By Yantoultra Ngui and Kane Wu

SINGAPORE/HONG KONG, July 16 (Reuters) – Six Chinese investment banks working on chipmaker CXMT’s $8.6 billion IPO are set to take home at least $41 million in fees, company filings showed, in a boost for an industry whose income pool has shrunk ​over the past half decade.

The payout would bring the year’s total fees from mainland IPOs ‌to about $684.62 million, gaining on last year’s $984.75 million, LSEG data showed. That compared with a 2022 peak of $4.16 billion on IPOs from heavyweights including China Mobile and CNOOC.

The share sale continues a revival of the onshore IPO market as the government lowers barriers for AI, semiconductor and robotics companies aiming to raise money from public markets, in a push for ‌technological ​advancement.

While CXMT’s fee rate of 0.48% of IPO proceeds is well ⁠below market average, the figure indicates ⁠its bargaining power in one of China’s most high-profile listings of the year.

ChangXin Memory Technologies (CXMT) [688825.SS] opened its IPO for subscription on Thursday. The firm is China’s biggest maker of dynamic random-access memory (DRAM) chips that are used in smartphones, computers, servers and other electronics.

If CXMT raises $8.6 billion, the initial ​public offering will be Asia’s biggest so far this year as well as the biggest-ever Chinese A-share semiconductor IPO, surpassing that of Semiconductor Manufacturing International Corp (SMIC) in 2020.

China Securities and CICC are sponsoring ⁠the IPO, or playing lead roles in the share sale, ⁠IPO filings showed.

Other banks involved are China Merchants Securities, Guotai Haitong Securities, Guoyuan ​Securities and Huatai Securities unit Huatai United Securities, the filings showed.

CXMT expects fees of 280.6 million yuan, equal ​to about 0.48% of total proceeds.

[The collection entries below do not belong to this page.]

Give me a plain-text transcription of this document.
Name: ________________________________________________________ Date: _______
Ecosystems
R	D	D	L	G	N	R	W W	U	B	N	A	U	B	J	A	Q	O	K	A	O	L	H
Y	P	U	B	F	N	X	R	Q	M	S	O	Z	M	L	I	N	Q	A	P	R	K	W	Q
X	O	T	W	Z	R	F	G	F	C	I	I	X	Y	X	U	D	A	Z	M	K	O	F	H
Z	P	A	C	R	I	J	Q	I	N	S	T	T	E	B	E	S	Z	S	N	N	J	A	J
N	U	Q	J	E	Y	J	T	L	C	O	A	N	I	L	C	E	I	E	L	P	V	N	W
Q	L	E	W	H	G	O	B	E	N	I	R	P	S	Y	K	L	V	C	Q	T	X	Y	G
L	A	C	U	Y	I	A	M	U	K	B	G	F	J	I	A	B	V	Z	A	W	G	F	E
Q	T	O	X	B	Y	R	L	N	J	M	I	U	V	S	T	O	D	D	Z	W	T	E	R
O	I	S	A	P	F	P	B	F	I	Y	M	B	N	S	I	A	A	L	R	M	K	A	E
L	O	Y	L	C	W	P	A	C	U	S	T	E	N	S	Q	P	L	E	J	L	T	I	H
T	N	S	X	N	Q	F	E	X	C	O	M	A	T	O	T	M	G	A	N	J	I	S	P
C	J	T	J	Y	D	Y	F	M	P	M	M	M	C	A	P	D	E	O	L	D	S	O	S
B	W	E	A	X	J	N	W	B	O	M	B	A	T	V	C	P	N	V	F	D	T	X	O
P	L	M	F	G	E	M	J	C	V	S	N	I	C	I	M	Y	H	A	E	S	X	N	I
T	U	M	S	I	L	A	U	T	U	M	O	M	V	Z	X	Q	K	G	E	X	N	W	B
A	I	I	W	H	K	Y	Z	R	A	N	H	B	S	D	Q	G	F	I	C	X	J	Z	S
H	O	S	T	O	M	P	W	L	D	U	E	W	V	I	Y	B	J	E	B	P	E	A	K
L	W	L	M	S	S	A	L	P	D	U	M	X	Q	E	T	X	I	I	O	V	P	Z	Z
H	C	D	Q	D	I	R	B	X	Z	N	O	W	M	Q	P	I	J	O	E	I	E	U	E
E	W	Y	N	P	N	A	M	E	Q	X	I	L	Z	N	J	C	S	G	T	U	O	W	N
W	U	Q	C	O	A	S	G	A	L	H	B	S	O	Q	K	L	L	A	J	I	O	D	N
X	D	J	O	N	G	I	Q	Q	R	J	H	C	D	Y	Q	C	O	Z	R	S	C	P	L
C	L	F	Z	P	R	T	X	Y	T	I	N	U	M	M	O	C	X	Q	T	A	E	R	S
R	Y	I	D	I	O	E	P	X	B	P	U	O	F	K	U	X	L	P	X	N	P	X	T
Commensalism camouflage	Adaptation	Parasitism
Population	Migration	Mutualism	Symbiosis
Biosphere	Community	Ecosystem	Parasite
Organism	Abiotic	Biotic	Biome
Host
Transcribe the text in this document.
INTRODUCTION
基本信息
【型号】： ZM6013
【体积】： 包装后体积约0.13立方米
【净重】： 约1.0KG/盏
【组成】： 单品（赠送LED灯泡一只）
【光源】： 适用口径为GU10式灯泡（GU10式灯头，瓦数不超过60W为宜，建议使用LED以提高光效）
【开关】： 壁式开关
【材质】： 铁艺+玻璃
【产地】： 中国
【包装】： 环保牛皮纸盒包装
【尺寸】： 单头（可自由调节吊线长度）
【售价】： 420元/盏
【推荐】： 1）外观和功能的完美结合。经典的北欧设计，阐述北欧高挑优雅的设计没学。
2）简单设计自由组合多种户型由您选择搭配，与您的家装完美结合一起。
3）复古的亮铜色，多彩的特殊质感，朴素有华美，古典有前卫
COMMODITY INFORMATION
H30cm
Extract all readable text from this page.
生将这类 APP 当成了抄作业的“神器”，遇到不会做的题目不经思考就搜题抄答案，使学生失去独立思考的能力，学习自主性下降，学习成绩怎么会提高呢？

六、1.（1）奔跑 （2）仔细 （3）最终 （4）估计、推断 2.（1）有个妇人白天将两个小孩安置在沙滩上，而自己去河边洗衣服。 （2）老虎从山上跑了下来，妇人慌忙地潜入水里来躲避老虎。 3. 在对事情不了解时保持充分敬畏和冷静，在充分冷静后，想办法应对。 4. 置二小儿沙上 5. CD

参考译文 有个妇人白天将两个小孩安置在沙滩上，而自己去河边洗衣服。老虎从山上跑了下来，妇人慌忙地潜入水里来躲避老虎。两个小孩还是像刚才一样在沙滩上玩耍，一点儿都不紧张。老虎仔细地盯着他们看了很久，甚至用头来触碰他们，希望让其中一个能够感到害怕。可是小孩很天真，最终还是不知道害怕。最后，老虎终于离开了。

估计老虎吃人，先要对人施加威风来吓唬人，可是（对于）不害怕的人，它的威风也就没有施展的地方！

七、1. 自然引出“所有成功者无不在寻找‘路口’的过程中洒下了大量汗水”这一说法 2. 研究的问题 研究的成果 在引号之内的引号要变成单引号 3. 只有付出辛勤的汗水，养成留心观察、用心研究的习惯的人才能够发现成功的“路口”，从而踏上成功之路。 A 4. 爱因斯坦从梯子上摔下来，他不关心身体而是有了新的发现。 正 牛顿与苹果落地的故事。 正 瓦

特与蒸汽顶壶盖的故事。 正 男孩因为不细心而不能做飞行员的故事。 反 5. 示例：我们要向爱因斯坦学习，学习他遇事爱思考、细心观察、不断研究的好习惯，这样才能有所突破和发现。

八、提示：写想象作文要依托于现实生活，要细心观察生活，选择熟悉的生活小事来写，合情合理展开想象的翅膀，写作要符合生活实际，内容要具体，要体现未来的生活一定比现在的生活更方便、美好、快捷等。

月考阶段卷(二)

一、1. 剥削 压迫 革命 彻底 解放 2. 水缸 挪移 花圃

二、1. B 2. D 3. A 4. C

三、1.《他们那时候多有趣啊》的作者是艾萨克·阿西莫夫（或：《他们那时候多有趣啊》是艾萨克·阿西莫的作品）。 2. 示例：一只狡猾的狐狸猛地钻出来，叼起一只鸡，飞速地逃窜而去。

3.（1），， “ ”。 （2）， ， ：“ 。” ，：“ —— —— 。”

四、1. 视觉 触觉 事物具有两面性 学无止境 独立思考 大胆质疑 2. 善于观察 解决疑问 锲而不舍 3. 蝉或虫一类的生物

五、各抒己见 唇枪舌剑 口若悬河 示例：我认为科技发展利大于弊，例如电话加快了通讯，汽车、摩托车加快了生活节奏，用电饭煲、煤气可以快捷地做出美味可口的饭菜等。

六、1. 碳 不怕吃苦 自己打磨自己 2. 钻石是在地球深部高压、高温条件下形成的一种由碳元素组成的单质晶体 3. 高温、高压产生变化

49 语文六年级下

That compares with the 4.52% average for China ‌A-share IPOs this year, LSEG data showed.

If demand triggers an overallotment option, proceeds could reach $9.8 billion with fees at 296 million yuan, the filings showed.

“This high-profile IPO carries both commercial value and strategic importance,” said Shen Meng, director at boutique bank Chanson & Co in Beijing.

Competition to take part in the IPO pushes ⁠down fees, Shen said. “Nevertheless, given CXMT’s huge fundraising size, investment banks can still reap substantial proceeds even with relatively reduced fee rates.”

CICC declined to comment. CXMT, China Securities, China Merchants Securities, Guotai Haitong Securities, Guoyuan ⁠Securities and Huatai United Securities did ‌not respond to requests for comment.

China Securities, CICC, Guotai Haitong and Huatai ⁠Securities ranked among the top five China A-share IPO fee earners from 2022 ​to 2026 ‌year-to-date, LSEG data showed. China Merchants was ninth.

The CXMT fee is ​also small relative ⁠to other recent deals. Last month, China Resources New Energy paid 0.65% for its 24.5 billion yuan Shenzhen listing.

In the U.S., SpaceX paid $500 million for its record $75 billion IPO last month, equal to about 0.67% of proceeds, while South Korea’s SK Hynix paid about 0.97% of $26.5 billion raised via American depositary receipts last week.